Monday, Apr. 05, 1976
Blaming the Pope
What ails U.S. Catholicism? Attendance at Mass, private prayer, contributions and most other measures of members' commitment have been skidding for years. One common explanation: the changes in the church since the start of the Second Vatican Council in 1962, including putting the Mass into the vernacular and allowing meat eating on Friday, have confused and alienated the Catholic community.
A major sociological study issued last week, however, claims that such liberalizing measures are in fact highly popular. Instead, the study puts the blame for the U.S. church's decline squarely on Pope Paul's 1968 encyclical against "artificial" birth control. Disillusion over the encyclical, in fact, may have cost the American church more than $1 billion a year in contributions. That contention is part of a book by Andrew M. Greeley, William C. McCready and Kathleen McCourt: Catholic Schools in a Declining Church (Sheed & Ward, 483 pages; $15). In it Father Greeley, 48, a sociologist and acidulous Catholic columnist, declares that the birth control decree was "a shattering blow" to the loyalty of U.S. Catholics. He predicts that future scholars will adjudge it "one of the worst mistakes in the history of Catholic Christianity."
The book is based on mid-1974 interviews with a national sample of 927 Catholic adults conducted by a team from the University of Chicago's National Opinion Research Center. The center conducted a similar survey in 1963, and some of the changes in Catholic attitudes it found over the decade were previously reported (TIME, Jan. 13, 1975). While the link between attitudes toward the Pope's encyclical and church decline is the book's most sensational finding, much of the new survey--as in 1963--deals with parochial schools.
Radical Solutions. Despite a recent high school upturn, the total enrollment in parochial schools is well below that of 1963. Though many people assume that the reason is rising tuitions, the Chicago study found the major problem to be that schools simply are not available. The book accuses bishops of a major miscalculation in closing old city schools and failing to build new ones in the suburbs. Not only does Catholic sentiment and support for parochial schools remain nearly universal but, the survey indicates, Catholics would be willing to give some $1.8 billion more a year to expand their school system. The survey also finds that in a period of church decline the schools have become more important for developing committed adult Catholics than they were in 1963.

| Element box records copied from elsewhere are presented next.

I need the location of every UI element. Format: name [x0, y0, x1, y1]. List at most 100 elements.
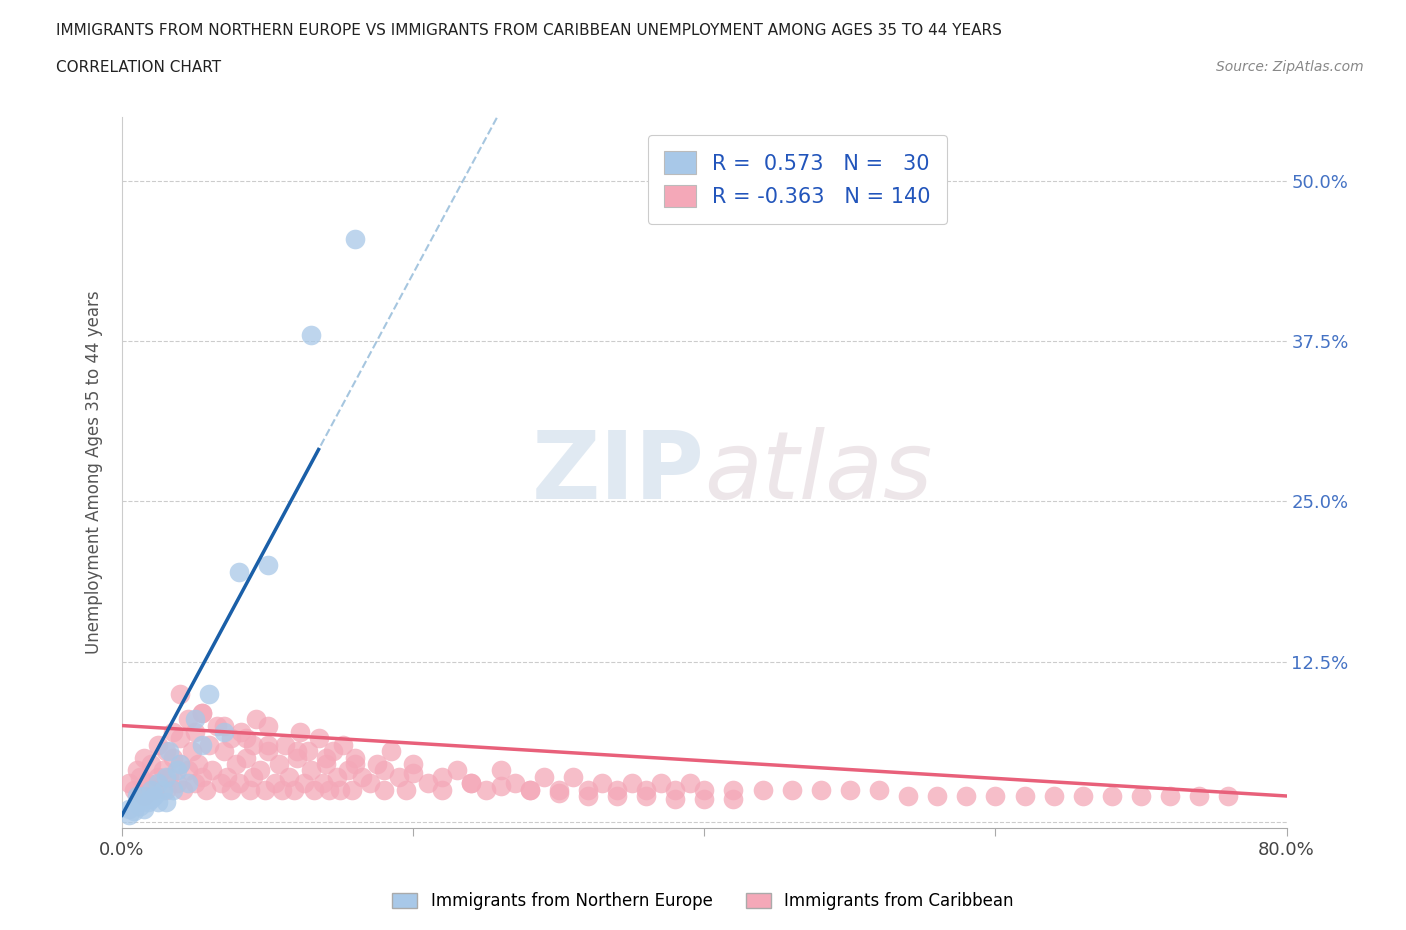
Text: IMMIGRANTS FROM NORTHERN EUROPE VS IMMIGRANTS FROM CARIBBEAN UNEMPLOYMENT AMONG : IMMIGRANTS FROM NORTHERN EUROPE VS IMMIG… — [56, 23, 1002, 38]
Point — [343, 232, 366, 246]
Point — [172, 782, 194, 797]
Point — [136, 776, 159, 790]
Text: CORRELATION CHART: CORRELATION CHART — [56, 60, 221, 75]
Point — [562, 769, 585, 784]
Point — [402, 756, 425, 771]
Point — [373, 782, 395, 797]
Point — [576, 782, 599, 797]
Point — [591, 776, 613, 790]
Point — [118, 808, 141, 823]
Point — [169, 686, 191, 701]
Point — [176, 763, 198, 777]
Point — [249, 763, 271, 777]
Point — [606, 789, 628, 804]
Point — [416, 776, 439, 790]
Point — [322, 744, 344, 759]
Point — [239, 782, 262, 797]
Point — [315, 751, 337, 765]
Point — [118, 802, 141, 817]
Point — [352, 769, 374, 784]
Point — [148, 776, 170, 790]
Point — [228, 565, 250, 579]
Point — [148, 795, 170, 810]
Point — [215, 769, 238, 784]
Point — [751, 782, 773, 797]
Point — [402, 765, 425, 780]
Point — [148, 769, 170, 784]
Point — [176, 711, 198, 726]
Point — [312, 776, 335, 790]
Point — [141, 791, 163, 806]
Point — [155, 782, 177, 797]
Point — [432, 782, 454, 797]
Point — [245, 711, 267, 726]
Point — [162, 751, 184, 765]
Point — [212, 718, 235, 733]
Point — [519, 782, 541, 797]
Point — [664, 782, 686, 797]
Point — [664, 791, 686, 806]
Point — [166, 763, 188, 777]
Point — [460, 776, 482, 790]
Point — [212, 744, 235, 759]
Point — [373, 763, 395, 777]
Point — [380, 744, 402, 759]
Point — [169, 731, 191, 746]
Point — [302, 782, 325, 797]
Point — [201, 763, 224, 777]
Point — [191, 705, 214, 720]
Point — [256, 737, 278, 752]
Point — [285, 744, 308, 759]
Point — [157, 744, 180, 759]
Point — [897, 789, 920, 804]
Point — [184, 711, 207, 726]
Point — [636, 789, 658, 804]
Point — [693, 782, 716, 797]
Point — [533, 769, 555, 784]
Point — [118, 776, 141, 790]
Text: atlas: atlas — [704, 427, 932, 518]
Point — [838, 782, 860, 797]
Point — [141, 782, 163, 797]
Point — [184, 724, 207, 739]
Point — [780, 782, 803, 797]
Point — [132, 751, 155, 765]
Point — [1071, 789, 1094, 804]
Point — [132, 789, 155, 804]
Point — [191, 737, 214, 752]
Point — [191, 705, 214, 720]
Point — [723, 782, 745, 797]
Point — [318, 782, 340, 797]
Point — [274, 737, 297, 752]
Point — [181, 744, 204, 759]
Point — [128, 769, 150, 784]
Point — [195, 782, 218, 797]
Point — [288, 724, 311, 739]
Point — [219, 731, 242, 746]
Point — [285, 751, 308, 765]
Point — [395, 782, 418, 797]
Point — [278, 769, 301, 784]
Point — [141, 756, 163, 771]
Point — [336, 763, 359, 777]
Point — [269, 756, 291, 771]
Point — [253, 782, 276, 797]
Point — [132, 789, 155, 804]
Point — [148, 737, 170, 752]
Point — [1042, 789, 1064, 804]
Point — [198, 737, 221, 752]
Point — [679, 776, 702, 790]
Point — [256, 744, 278, 759]
Point — [152, 782, 174, 797]
Point — [122, 782, 145, 797]
Point — [1159, 789, 1181, 804]
Point — [299, 327, 322, 342]
Point — [475, 782, 498, 797]
Point — [1101, 789, 1123, 804]
Point — [242, 737, 264, 752]
Point — [547, 782, 569, 797]
Point — [256, 718, 278, 733]
Point — [125, 789, 148, 804]
Point — [136, 795, 159, 810]
Point — [359, 776, 381, 790]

Greeley has already briefed officials at the Vatican and the U.S. Catholic Conference on his findings, and he does not hesitate to propose radical solutions. It would be extraordinary but possible for the Pope to "repeal" the birth control encyclical, and Greeley thinks it must be done to halt U.S. church "deterioration." As for the schools, he expects further dwindling of enrollment unless the bishops let the laity take control of fund raising and administration. Says Greeley: "If I were a bishop and I saw this data, I'd call a panic meeting." Archbishop Joseph L. Bernardin, head of the U.S. bishops' conference, appeared, however, to be composed. "Catholic truth," he replied to inquiries about the book, "is not determined by sociological data or analyses."